The Wyatt seen through The Lovejoy (new Safeway and condos) construction site.
Portland State University’s Center for Real Estate’s third Quarter Report can be viewed here. Since we’re just talking about the Portland condo market in this post, this is the applicable chapter by Greg LeBlanc.
No real surprise that it isn’t pretty. We’ve already talked about the Wyatt being converted to apartments and that the entire project has been sold by Bob Ball to an unnamed buyer. There are massive amounts of new units coming online in the next year and the market has slowed both in number of units sold and the average selling price per square foot. It will be interesting to see if the Wyatt gets converted to condos. There has often been some backlash on apartment to condo conversion that was originally built and planned as apartments. These were designed and built as condos and became apartments. Will there be a “conversion stigma?” The market (especially current owners) should also breathe a collective sigh of relief that there are 244 few condos in the market. Will other developments head the same direction? Are there enough renters out there to fill the void left by buyers? It is impressive that the average sales price in the Pearl District is $427/SQFT.
I agree that the Wyatt will be interesting to follow.
The Wyatt had a unique disadvantage while they were trying to sell condos: The crumbling Marshall-Wells building, built by the same developer, was sitting right across the street with a highly visible plastic tarp covering the entire South side of the building.
Having previously owned a loft in the Marshall-Wells building, my guess is that the Wyatt will be plagued with construction defects and basic design flaws (bedrooms under staricases, next to elevator shafts or garbage disposals, etc.) If I had been a renter in Marshall-Wells, I would’ve broken my lease and moved out after three months.
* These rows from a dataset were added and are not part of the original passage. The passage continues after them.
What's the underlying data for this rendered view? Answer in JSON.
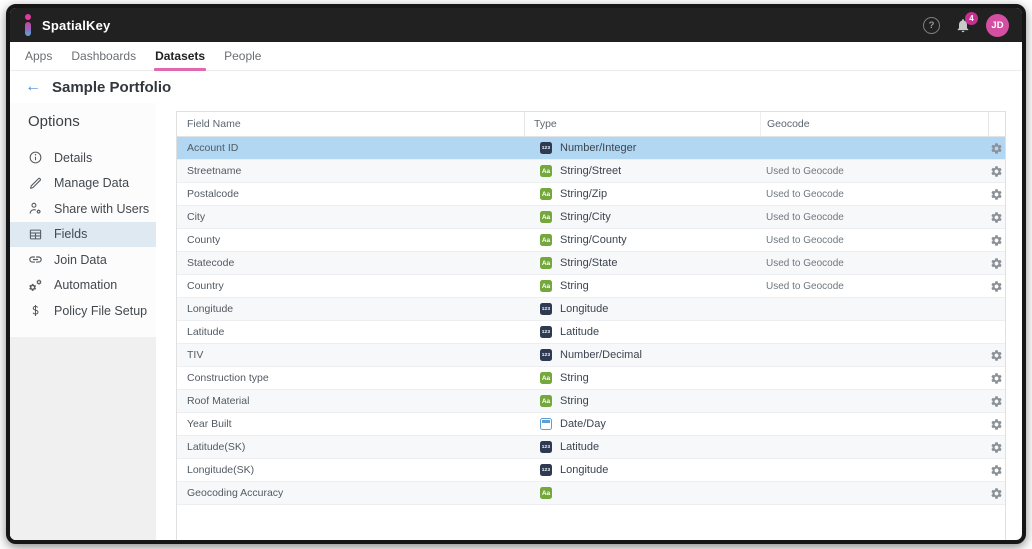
{
  "topbar": {
    "brand": "SpatialKey",
    "help_glyph": "?",
    "notification_count": "4",
    "avatar_initials": "JD"
  },
  "nav": {
    "items": [
      {
        "label": "Apps",
        "active": false
      },
      {
        "label": "Dashboards",
        "active": false
      },
      {
        "label": "Datasets",
        "active": true
      },
      {
        "label": "People",
        "active": false
      }
    ]
  },
  "page": {
    "title": "Sample Portfolio",
    "back_glyph": "←"
  },
  "sidebar": {
    "heading": "Options",
    "items": [
      {
        "label": "Details",
        "icon": "info-icon",
        "selected": false
      },
      {
        "label": "Manage Data",
        "icon": "pencil-icon",
        "selected": false
      },
      {
        "label": "Share with Users",
        "icon": "user-gear-icon",
        "selected": false
      },
      {
        "label": "Fields",
        "icon": "table-icon",
        "selected": true
      },
      {
        "label": "Join Data",
        "icon": "link-icon",
        "selected": false
      },
      {
        "label": "Automation",
        "icon": "gears-icon",
        "selected": false
      },
      {
        "label": "Policy File Setup",
        "icon": "dollar-icon",
        "selected": false
      }
    ]
  },
  "table": {
    "columns": [
      "Field Name",
      "Type",
      "Geocode"
    ],
    "type_badges": {
      "number": "123",
      "string": "Aa",
      "date": ""
    },
    "rows": [
      {
        "field": "Account ID",
        "type": "Number/Integer",
        "type_icon": "number-icon",
        "geocode": "",
        "has_gear": true,
        "selected": true
      },
      {
        "field": "Streetname",
        "type": "String/Street",
        "type_icon": "string-icon",
        "geocode": "Used to Geocode",
        "has_gear": true,
        "selected": false
      },
      {
        "field": "Postalcode",
        "type": "String/Zip",
        "type_icon": "string-icon",
        "geocode": "Used to Geocode",
        "has_gear": true,
        "selected": false
      },
      {
        "field": "City",
        "type": "String/City",
        "type_icon": "string-icon",
        "geocode": "Used to Geocode",
        "has_gear": true,
        "selected": false
      },
      {
        "field": "County",
        "type": "String/County",
        "type_icon": "string-icon",
        "geocode": "Used to Geocode",
        "has_gear": true,
        "selected": false
      },
      {
        "field": "Statecode",
        "type": "String/State",
        "type_icon": "string-icon",
        "geocode": "Used to Geocode",
        "has_gear": true,
        "selected": false
      },
      {
        "field": "Country",
        "type": "String",
        "type_icon": "string-icon",
        "geocode": "Used to Geocode",
        "has_gear": true,
        "selected": false
      },
      {
        "field": "Longitude",
        "type": "Longitude",
        "type_icon": "number-icon",
        "geocode": "",
        "has_gear": false,
        "selected": false
      },
      {
        "field": "Latitude",
        "type": "Latitude",
        "type_icon": "number-icon",
        "geocode": "",
        "has_gear": false,
        "selected": false
      },
      {
        "field": "TIV",
        "type": "Number/Decimal",
        "type_icon": "number-icon",
        "geocode": "",
        "has_gear": true,
        "selected": false
      },
      {
        "field": "Construction type",
        "type": "String",
        "type_icon": "string-icon",
        "geocode": "",
        "has_gear": true,
        "selected": false
      },
      {
        "field": "Roof Material",
        "type": "String",
        "type_icon": "string-icon",
        "geocode": "",
        "has_gear": true,
        "selected": false
      },
      {
        "field": "Year Built",
        "type": "Date/Day",
        "type_icon": "date-icon",
        "geocode": "",
        "has_gear": true,
        "selected": false
      },
      {
        "field": "Latitude(SK)",
        "type": "Latitude",
        "type_icon": "number-icon",
        "geocode": "",
        "has_gear": true,
        "selected": false
      },
      {
        "field": "Longitude(SK)",
        "type": "Longitude",
        "type_icon": "number-icon",
        "geocode": "",
        "has_gear": true,
        "selected": false
      },
      {
        "field": "Geocoding Accuracy",
        "type": "",
        "type_icon": "string-icon",
        "geocode": "",
        "has_gear": true,
        "selected": false
      }
    ]
  },
  "colors": {
    "topbar_bg": "#212121",
    "accent_pink": "#e168ac",
    "badge_pink": "#c52f90",
    "avatar_pink": "#d44fa2",
    "selected_row_blue": "#b2d7f3",
    "sidebar_selected": "#dfe9f2",
    "number_badge_bg": "#2d3a52",
    "string_badge_bg": "#74a73c",
    "date_badge_border": "#5c9fd6",
    "back_arrow_blue": "#4c8fd9"
  }
}
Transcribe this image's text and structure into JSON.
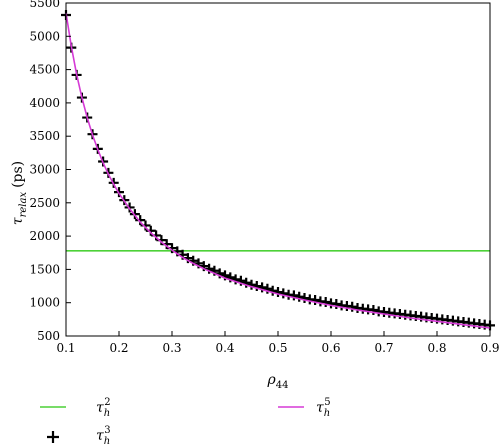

Unlike condo owners, people who rent have no compunction about simply leaving when the product turns out to be sub-par, and also unlike condo owners, they have no incentive to keep their experience a secret. If the Wyatt develops a poor reputation among renters, that will impact its potential as a condo re-conversion sometime in the future.
I was driving over the Fremont bridge on Saturday and saw all of those cranes in the Pearl district. All those new condos under construction to add to an already glutted market. It’s a disaster in the making…
And then there’s the South Waterfront disaster…
BTW: WaMu under investigation now for improperly pressuring appraisers. The confluence of events right now isn’t looking good for WaMu.
Couldn’t happen to a more deserving city.
Fortune just released the “25 real estate market poised to fall.” Portland is #23 and home prices are predicted to fall by 19% over the next 5 years. The prediction is based on price/rent ratios, which is the same thing I used for my guesstimate of a 20% drop (it’s nice to have Fortune double-check your math for you 🙂 )
Fortune Article(link fixed by editor).
Leo: What about median price to median houshold income ratios? With tightening lending standards that ratio will be forced to go down closer to 4:1 or perhaps even less. price/rent is an important factor as well.
Over five years I’m guessing it’ll be closer to a 25% to 30% drop (in inflation-adjusted terms)…. unless the economy really tanks hard as a result of all this, in which case all bets are off.
I agree with TiP. We should see a correction greater than 20% as tighter lending standards push the cost of ownership higher vs renting. Also, expect the market to overreact to the contraction just as they did to the expansion.
As for the condos- That’s interesting insight about building a bad reputation at the Wyatt, Leo. However, for conversions in general, I think that the right apartments can be successfully converted (in the right market) without backlash. The Lexis, coincidentally across the street from the Wyatt, was converted and only sells for slightly less than average psf because the finishes aren’t quite as nice as the real condos. The key is they aren’t cookie cutter dumpy apartments, you really feel like you are in a condo and not a section 8 with aluminum carports that just got granite countertops.
Actually, I thought units in the Lexis were selling for significantly less than other condos. It’s not concrete and steel construction, and I’ve heard from former renters in that building that the noise insulation is quite poor. It’s more than just a difference in fancy countertops and kitchen cabinets …
You’re probably right about overcorrecting prices. The price/rent ratio is just a nice, stable number that already has all other kinds of factors built into it, so that long-term, I always expect to return to that number (the equilibrium). More likely than not, prices will overshoot before they stabilize at the historical equilibrium.
I guess I was just kind of surprised that my anecdotal dataset for price/rent gave the same number as the Fortune study, which probably used a much more rigorous dateset.
One thing I noticed when looking at condo websites with floor plans is the % of “one bedroom” units where the sleeping area is actually an alcove. I wouldn’t want to live like that. If you were going to buy a condo wouldn’t you want a REAL bedroom??
Talk about white elephants!!
I wonder what % of the down town condo housing stock is studio/sleeping alcove?
Another observation: The report linked above contains an interesting discussion about downtown resident parking availability. I have an issue with the economic assumptions there, such as the statement that a parking spot adds $50,000 to the value of a condo and that residents would exercise an option to rent at $165/mo. OUCH!!